Deploy the Kubeflow MPI Operator

For the NCCL tests you can apply the Kubeflow MPI Operator. The MPI Operator makes it easy to run Allreduce-style distributed training on Kubernetes. For more information, see MPI Operator on GitHub.

kubectl apply -f https://raw.githubusercontent.com/kubeflow/mpi-operator/master/deploy/v2beta1/mpi-operator.yaml
Run the multi-node NCCL Performance Test to verify GPUDirectRDMA/EFA

To verify NCCL Performance with GPUDirectRDMA over EFA, run the standard NCCL Performance test. For more information, see the official NCCL-Tests repo on GitHub. You can use the sample Dockerfile that comes with this test already built for both NVIDIA CUDA 11.2 and the latest version of EFA.

Alternately, you can download an Amazon Docker image available from an Amazon ECR repo.

Important

An important consideration required for adopting EFA with Kubernetes is configuring and managing Huge Pages as a resource in the cluster. For more information, see Manage Huge Pages in the Kubernetes documentation. Amazon EC2 instances with the EFA driver installed pre-allocate 5128 2M Huge Pages, which you can request as resources to consume in your job specifications.

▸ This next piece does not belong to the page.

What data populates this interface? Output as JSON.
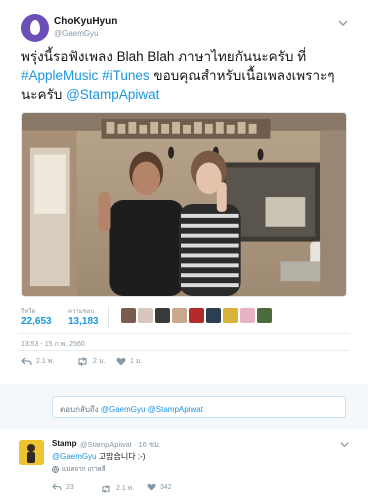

Complete the following steps to run a two node NCCL Performance Test. In the example NCCL test job, each worker requests eight GPUs, 5210Mi of hugepages-2Mi, four EFAs, and 8000Mi of memory, which effectively means each worker consumes all the resources of a p4d.24xlarge instance.

  1. Create the NCCL-tests job.

    kubectl apply -f https://raw.githubusercontent.com/aws-samples/aws-efa-eks/main/examples/simple/nccl-efa-tests.yaml

    An example output is as follows.

    mpijob.kubeflow.org/nccl-tests-efa created

  2. View your running Pods.

    kubectl get pods

    An example output is as follows.

    NAME READY STATUS RESTARTS AGE nccl-tests-efa-launcher-nbql9 0/1 Init:0/1 0 2m49s nccl-tests-efa-worker-0 1/1 Running 0 2m49s nccl-tests-efa-worker-1 1/1 Running 0 2m49s

    The MPI Operator creates a launcher Pod and 2 worker Pods (one on each node).

  3. View the log for the efa-launcher Pod. Replace wzr8j with the value from your output.

    kubectl logs -f nccl-tests-efa-launcher-nbql9

For more examples, see the Amazon EKS EFA samples repository on GitHub.